3.10 Graphics Interoperability

The graphics interoperability (or "graphics interop") family of functions enables CUDA to read and write memory belonging to the OpenGL or DirectX3D APIs. If applications could attain acceptable performance by sharing data via host memory, there would be no need for these APIs. But with local memory bandwidth that can exceed 140G/s and PCI Express bandwidth that rarely exceeds 6G/s in practice, it is important to give applications the opportunity to keep data on the GPU when possible. Using the graphics interop APIs, CUDA kernels can write data into images and textures that are then incorporated into graphical output to be performed by OpenGL or DirectX3D.

Because the graphics and CUDA drivers must coordinate under the hood to enable interoperability, applications must signal their intention to perform graphics interop early. In particular, the CUDA context must be notified that it will be interoperating with a given API by calling special context creation APIs such as cuD3D10CtxCreate() or CUDASetDevice().

The coordination between drivers also motivated resource-sharing between graphics APIs and CUDA to occur in two steps.

1. Registration: a potentially expensive operation that signals the developer's intent to share the resources to the underlying drivers, possibly prompting them to move and/or lock down the resources in question

2. Mapping: a lightweight operation that is expected to occur at high frequency

In early versions of CUDA, the APIs for graphics interoperability with all four graphics APIs (OpenGL, DirectX 9, DirectX 10, and DirectX 11) were strictly separate.
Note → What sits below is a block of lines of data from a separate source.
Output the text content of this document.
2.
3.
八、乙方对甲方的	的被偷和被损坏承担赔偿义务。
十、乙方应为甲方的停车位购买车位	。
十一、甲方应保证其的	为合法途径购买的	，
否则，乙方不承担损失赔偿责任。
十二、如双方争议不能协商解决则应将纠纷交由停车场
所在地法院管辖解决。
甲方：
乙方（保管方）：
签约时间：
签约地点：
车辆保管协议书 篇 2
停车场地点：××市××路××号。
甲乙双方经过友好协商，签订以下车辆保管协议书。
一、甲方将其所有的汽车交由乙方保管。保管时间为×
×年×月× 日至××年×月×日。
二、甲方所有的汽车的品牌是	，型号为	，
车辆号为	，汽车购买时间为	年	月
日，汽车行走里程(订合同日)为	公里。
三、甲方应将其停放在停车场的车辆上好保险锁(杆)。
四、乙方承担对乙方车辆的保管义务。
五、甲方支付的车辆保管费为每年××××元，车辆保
For example, for DirectX 9 interoperability, the following functions would be used in conjunction with one another.

• cuD3D9RegisterResource()/cudaD3D9RegisterResource()

• cuD3D9MapResources() /condaD3D9MapResources()

• cuD3D9UnmapResources()/cudaD3D9UnmapResources()

• cuD3D9UnregisterResource()/cudaD3D9UnregisterResource()

Because the underlying hardware capabilities are the same, regardless of the API used to access them, many of these functions were merged in CUDA 3.2. The registration functions remain API-specific, since they require API-specific bindings, but the functions to map, unmap, and unregister resources were made common. The CUDA 3.2 APIs corresponding to the above are as follows.

• cuD3D9RegisterResource()/cudaD3D9RegisterResource()

• cuGraphicsMapResources()/cudaGraphicsMapResources()

• cuGraphicsUnmapResources()/cudaGraphicsUnmapResources()
  cuGraphicsUnregisterResource() / CUDAGraphicsUnregisterResource()

The interoperability APIs for Direct3D 10 are the same, except the developer must use cuD3D10RegisterResource() / cudaD3D10RegisterResource() instead of the cuD3D9* variants.

CUDA 3.2 also added the ability to access textures from graphics APIs in the form of CUDA arrays. In DirectX3D, textures are just a different type of "resource" and may be referenced by IDirect3DResource9 * (or IDirect3DResource10 *, etc.). In OpenGL, a separate function cuGraphicsGLRegisterImage() is provided.